To digress for just a moment, near my job there is a new fish restaurant. It is a very nice place, the food tasted great and the price was well within my budget. Sadly I doubt the restaurant will survive very long. It has nothing to do with their décor, or even their service, and as I said the food was great, the problem is there was simply too much of it. I was served enough for two meals in fact I ate the meal for lunch and dinner that night. Even though the price was great for me the consumer, it was bad for the business. In order for the restaurant to survive they are going to have to serve a lot more people. If they reduced the amount of food by even a third it would still be as valuable to the consumer and they would need to sell 33% less to break even.
In our little store analogy the American workforce could be considered the surplus product. However if the country is to remain viable at this reduced price they need to have a lot more workers, and each worker is going to have to make a lot less. Some will point out, rightly so, that some people and corporations will wait until there is a sale to put their money in the market. But the solution to that problem isn’t to just make the sale permanent because again that is not a viable strategy unless 90% of Americans think their problems are that they make too much money. No the solution is try to shape the market in such a way that makes it easy to put money in and make a profit and slightly harder to pull your money out. It’s the same model razors, printers, and a whole host of other industries employ to have a sustainable business model.

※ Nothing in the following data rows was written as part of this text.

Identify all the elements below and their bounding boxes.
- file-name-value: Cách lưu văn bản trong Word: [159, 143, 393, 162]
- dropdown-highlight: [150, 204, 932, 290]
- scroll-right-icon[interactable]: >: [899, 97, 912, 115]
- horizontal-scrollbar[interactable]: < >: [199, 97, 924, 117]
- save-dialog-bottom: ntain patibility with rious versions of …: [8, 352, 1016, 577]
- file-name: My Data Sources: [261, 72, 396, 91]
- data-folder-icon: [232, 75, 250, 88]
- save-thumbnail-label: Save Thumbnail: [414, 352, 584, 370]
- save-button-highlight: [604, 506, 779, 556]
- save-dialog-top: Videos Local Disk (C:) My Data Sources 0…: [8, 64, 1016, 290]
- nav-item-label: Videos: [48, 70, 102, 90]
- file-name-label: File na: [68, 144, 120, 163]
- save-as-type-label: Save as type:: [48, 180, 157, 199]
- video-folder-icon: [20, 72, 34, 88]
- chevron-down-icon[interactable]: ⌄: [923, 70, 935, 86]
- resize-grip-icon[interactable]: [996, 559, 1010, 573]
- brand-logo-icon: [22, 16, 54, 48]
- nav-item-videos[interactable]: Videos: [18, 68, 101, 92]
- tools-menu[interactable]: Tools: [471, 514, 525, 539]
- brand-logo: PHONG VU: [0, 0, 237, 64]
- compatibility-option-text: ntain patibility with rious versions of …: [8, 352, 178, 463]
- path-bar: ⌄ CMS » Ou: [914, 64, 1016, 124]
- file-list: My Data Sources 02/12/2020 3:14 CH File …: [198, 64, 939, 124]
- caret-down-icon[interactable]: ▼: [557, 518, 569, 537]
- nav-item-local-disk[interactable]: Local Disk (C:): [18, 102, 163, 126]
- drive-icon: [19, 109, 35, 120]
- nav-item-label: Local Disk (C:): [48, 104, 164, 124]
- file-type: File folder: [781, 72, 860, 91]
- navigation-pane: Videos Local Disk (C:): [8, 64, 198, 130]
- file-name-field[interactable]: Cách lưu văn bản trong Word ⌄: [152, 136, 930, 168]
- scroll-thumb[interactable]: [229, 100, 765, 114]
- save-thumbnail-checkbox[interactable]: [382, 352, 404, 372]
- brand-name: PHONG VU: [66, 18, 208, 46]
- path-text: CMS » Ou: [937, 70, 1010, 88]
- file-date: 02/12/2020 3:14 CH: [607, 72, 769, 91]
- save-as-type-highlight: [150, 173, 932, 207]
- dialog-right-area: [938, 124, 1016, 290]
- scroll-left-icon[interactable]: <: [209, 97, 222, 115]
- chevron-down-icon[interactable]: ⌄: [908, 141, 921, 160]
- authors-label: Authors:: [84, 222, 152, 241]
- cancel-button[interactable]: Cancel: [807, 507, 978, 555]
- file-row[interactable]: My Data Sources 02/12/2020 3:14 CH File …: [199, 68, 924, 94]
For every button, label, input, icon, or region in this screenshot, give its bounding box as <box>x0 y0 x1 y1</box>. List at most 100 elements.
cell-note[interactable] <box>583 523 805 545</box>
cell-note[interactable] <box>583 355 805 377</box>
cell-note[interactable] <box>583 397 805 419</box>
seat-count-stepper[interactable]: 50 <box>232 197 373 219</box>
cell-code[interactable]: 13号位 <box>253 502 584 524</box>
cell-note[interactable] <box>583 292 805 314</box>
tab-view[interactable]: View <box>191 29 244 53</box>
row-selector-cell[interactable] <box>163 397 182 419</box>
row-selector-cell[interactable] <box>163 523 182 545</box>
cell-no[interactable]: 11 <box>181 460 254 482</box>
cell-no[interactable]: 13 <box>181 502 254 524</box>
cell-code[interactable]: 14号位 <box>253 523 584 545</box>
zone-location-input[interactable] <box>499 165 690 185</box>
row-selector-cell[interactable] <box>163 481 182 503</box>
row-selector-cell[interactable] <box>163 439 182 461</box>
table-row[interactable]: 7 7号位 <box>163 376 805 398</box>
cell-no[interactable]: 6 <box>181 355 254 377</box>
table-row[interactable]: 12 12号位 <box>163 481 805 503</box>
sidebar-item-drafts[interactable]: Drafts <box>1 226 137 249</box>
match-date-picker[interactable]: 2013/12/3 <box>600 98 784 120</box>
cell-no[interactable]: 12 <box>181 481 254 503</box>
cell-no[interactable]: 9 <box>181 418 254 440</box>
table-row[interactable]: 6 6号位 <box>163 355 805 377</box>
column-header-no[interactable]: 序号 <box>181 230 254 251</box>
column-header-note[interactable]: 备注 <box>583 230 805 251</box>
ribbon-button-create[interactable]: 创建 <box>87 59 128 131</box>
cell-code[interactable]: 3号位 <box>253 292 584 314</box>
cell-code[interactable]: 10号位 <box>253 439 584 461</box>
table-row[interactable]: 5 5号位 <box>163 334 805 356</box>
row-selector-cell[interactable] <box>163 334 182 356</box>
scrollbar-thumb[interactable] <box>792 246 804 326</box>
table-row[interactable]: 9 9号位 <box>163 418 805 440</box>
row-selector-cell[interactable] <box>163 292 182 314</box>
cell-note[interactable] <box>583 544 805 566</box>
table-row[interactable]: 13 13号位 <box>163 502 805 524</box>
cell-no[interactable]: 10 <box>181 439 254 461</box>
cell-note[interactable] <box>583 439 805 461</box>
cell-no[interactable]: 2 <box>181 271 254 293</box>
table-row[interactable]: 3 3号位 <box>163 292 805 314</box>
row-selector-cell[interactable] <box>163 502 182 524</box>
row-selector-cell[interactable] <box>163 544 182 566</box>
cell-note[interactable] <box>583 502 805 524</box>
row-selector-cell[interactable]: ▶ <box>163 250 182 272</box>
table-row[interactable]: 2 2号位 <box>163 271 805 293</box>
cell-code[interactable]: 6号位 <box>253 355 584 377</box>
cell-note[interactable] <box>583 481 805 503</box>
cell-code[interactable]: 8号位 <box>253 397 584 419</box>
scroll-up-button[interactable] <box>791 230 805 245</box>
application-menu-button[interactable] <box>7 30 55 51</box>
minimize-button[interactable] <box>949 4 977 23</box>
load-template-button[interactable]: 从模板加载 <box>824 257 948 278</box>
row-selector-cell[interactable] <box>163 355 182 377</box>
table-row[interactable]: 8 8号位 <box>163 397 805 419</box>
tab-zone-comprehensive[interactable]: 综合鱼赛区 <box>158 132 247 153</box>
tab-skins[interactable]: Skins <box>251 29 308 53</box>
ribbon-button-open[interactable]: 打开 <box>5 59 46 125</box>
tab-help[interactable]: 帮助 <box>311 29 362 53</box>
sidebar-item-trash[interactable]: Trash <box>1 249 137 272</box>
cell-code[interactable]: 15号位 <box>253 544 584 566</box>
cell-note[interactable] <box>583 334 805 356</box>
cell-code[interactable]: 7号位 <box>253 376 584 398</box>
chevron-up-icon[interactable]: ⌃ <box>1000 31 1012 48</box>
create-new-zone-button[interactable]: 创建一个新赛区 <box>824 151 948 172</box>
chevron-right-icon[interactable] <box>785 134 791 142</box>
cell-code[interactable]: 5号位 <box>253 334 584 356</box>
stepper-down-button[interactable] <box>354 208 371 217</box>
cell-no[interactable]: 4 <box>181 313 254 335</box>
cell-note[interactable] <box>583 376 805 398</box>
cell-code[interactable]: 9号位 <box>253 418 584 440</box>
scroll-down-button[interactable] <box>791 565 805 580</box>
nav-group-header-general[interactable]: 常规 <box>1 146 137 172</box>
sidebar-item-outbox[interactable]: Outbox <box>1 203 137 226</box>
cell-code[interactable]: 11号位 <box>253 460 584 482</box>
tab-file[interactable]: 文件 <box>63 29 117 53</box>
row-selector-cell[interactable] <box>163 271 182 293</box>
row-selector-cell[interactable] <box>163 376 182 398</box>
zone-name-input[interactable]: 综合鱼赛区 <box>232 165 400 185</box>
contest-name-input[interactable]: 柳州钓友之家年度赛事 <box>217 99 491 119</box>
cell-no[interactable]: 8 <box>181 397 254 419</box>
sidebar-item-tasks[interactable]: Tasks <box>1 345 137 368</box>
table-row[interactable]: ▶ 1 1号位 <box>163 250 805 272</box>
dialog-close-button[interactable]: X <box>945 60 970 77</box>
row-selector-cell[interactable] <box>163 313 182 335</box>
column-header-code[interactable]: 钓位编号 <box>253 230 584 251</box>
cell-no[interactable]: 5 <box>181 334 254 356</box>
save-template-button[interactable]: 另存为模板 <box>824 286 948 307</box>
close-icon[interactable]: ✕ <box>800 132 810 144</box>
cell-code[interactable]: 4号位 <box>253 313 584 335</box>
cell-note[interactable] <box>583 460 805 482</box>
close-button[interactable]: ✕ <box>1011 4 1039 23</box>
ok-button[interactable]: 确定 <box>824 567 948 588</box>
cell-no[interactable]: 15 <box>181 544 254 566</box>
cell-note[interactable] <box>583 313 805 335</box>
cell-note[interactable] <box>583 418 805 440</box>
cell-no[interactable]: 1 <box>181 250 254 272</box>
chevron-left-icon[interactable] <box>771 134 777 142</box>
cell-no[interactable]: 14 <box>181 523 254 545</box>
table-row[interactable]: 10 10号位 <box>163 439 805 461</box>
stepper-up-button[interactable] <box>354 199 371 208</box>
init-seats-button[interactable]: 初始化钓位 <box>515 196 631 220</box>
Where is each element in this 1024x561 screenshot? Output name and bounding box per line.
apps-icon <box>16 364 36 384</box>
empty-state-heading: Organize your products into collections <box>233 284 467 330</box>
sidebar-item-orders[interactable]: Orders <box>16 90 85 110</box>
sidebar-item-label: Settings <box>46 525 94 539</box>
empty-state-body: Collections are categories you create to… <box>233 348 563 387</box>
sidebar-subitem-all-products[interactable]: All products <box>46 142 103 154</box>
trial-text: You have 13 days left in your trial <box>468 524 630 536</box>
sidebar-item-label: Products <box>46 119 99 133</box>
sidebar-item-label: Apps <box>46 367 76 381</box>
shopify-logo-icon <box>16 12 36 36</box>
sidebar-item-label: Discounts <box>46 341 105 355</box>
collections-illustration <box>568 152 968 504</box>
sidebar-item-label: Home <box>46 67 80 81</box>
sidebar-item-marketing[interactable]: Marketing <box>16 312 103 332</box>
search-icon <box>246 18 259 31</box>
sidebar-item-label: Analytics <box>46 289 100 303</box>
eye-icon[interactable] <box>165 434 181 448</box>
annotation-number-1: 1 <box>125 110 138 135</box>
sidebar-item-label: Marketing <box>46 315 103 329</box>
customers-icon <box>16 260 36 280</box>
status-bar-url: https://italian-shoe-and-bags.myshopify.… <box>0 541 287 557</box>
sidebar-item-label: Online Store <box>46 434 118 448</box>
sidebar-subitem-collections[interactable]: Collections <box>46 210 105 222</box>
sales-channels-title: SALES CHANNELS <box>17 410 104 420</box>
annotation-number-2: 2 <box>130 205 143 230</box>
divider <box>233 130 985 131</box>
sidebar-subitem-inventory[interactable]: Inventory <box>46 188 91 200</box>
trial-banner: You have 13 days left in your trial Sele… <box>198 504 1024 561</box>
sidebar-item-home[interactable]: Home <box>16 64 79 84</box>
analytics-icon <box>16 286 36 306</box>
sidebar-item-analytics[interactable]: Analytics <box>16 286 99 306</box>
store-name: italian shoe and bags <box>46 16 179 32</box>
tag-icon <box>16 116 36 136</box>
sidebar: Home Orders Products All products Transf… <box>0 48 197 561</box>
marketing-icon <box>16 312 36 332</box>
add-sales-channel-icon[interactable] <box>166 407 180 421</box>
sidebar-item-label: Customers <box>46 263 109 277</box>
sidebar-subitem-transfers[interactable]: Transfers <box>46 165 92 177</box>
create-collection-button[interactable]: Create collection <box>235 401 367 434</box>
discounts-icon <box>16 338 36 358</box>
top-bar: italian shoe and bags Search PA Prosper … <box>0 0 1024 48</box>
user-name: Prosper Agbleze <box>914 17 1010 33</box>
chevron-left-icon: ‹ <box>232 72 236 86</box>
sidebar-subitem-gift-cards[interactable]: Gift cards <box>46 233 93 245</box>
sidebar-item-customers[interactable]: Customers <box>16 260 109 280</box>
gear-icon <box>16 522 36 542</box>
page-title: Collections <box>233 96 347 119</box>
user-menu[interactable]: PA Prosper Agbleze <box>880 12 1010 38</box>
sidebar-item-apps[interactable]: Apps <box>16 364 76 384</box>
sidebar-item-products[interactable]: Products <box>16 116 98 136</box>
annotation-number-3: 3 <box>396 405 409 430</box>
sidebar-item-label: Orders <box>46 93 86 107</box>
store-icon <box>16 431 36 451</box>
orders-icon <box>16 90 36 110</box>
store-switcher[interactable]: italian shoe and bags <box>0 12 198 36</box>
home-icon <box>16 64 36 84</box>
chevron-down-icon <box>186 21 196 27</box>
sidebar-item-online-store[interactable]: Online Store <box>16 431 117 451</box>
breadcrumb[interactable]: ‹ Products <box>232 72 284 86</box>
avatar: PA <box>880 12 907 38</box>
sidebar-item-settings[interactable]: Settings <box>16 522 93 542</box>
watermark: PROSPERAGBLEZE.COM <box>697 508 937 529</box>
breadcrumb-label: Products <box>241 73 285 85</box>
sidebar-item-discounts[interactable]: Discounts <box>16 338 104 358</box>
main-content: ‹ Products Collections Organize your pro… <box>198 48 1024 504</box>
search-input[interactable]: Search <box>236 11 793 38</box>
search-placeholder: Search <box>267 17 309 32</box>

We as Americans need to look at the tax code for what it really is, a regulator on the flow of money in the country. Open too much as it has been for the last few decades has resulted in a surge of money to the wealthy which acts like flooding your engine with gas, restricted too much will choke out the engine and grind everything to a halt as well. To think that all we need to improve the job market is to give more money back to the wealthy in this country is to rely on the benevolence of the wealthy, and personable I don’t take much stock in that.